Освобождение из тюрьмы праздновалось в буржуазных кругах словно какой-нибудь юбилей. Изменники родины и спекулянты времен оккупации, пополнившие тюрьму, заметно улучшили социальный состав заключенных. Многие нечистые на руку офицеры внесли в тюремную жизнь строгий стиль и военные привычки. Директора и оптовые торговцы смотрели на пребывание в тюрьме, как на отдых в санатории. Если человек мог отбывать свое наказание с улыбкой, то это доказывало, что он — джентльмен.

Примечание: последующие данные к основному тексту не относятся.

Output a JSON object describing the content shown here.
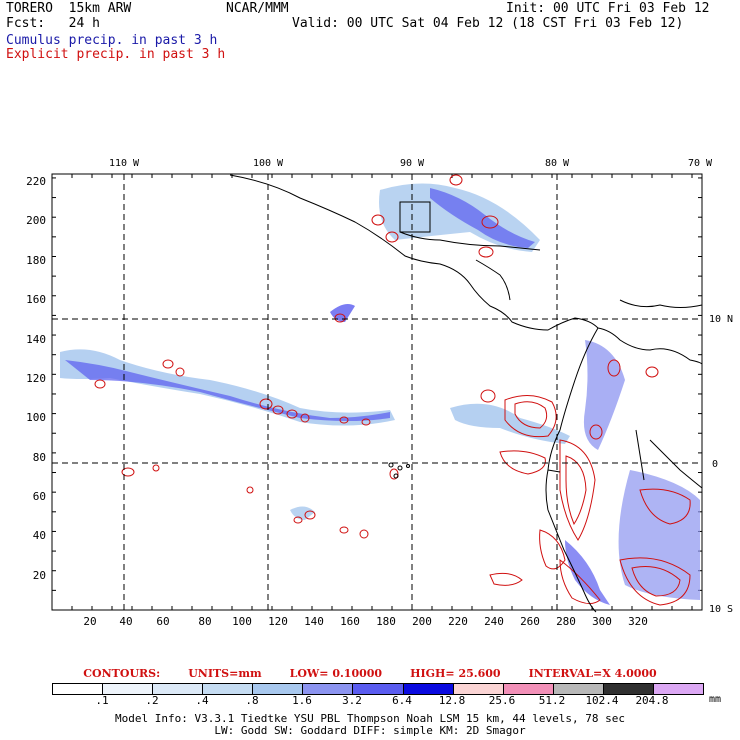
{
  "header": {
    "model": "TORERO  15km ARW",
    "org": "NCAR/MMM",
    "init": "Init: 00 UTC Fri 03 Feb 12",
    "fcst": "Fcst:   24 h",
    "valid": "Valid: 00 UTC Sat 04 Feb 12 (18 CST Fri 03 Feb 12)",
    "cumulus": "Cumulus precip. in past 3 h",
    "explicit": "Explicit precip. in past 3 h"
  },
  "map": {
    "lon_labels": [
      "110 W",
      "100 W",
      "90 W",
      "80 W",
      "70 W"
    ],
    "lat_labels": [
      "10 N",
      "0",
      "10 S"
    ],
    "y_ticks": [
      "220",
      "200",
      "180",
      "160",
      "140",
      "120",
      "100",
      "80",
      "60",
      "40",
      "20"
    ],
    "x_ticks": [
      "20",
      "40",
      "60",
      "80",
      "100",
      "120",
      "140",
      "160",
      "180",
      "200",
      "220",
      "240",
      "260",
      "280",
      "300",
      "320"
    ]
  },
  "contours": {
    "title": "CONTOURS:",
    "units": "UNITS=mm",
    "low": "LOW= 0.10000",
    "high": "HIGH=  25.600",
    "interval": "INTERVAL=X  4.0000"
  },
  "legend": {
    "labels": [
      ".1",
      ".2",
      ".4",
      ".8",
      "1.6",
      "3.2",
      "6.4",
      "12.8",
      "25.6",
      "51.2",
      "102.4",
      "204.8"
    ],
    "unit": "mm",
    "colors": [
      "#ffffff",
      "#eef4fb",
      "#dce9f7",
      "#c5dcf2",
      "#a8c8ee",
      "#8c94f0",
      "#5a5cf0",
      "#0a0ae0",
      "#fad4d4",
      "#f290b8",
      "#b8b8b8",
      "#303030",
      "#dca8f4"
    ]
  },
  "info": {
    "line1": "Model Info: V3.3.1   Tiedtke YSU PBL  Thompson    Noah LSM  15 km,   44 levels,   78 sec",
    "line2": "LW: Godd SW: Goddard DIFF: simple KM: 2D Smagor"
  }
}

Однажды днем был арестован инспектор полиции Херлуф Силле. Он только что собрался прочитать «Специальный листок» и выпить свою послеобеденную порцию пива. Лишение свободы он воспринял спокойно. Его коллега, инспектор полиции Хорс, лично взялся арестовать своего приятеля. Херлуфу Силле были предъявлены обвинения в подкупе, воровстве и укрывательстве краденого — обычные преступления служащих полиции. Оба инспектора направились отсюда в отделение Хорса; кругленький, краснолицый Силле, в очках, блестя голым черепом, шагал рядом с тощим и бледным Хорсом, у которого были черные волосы и очень странные черные глаза.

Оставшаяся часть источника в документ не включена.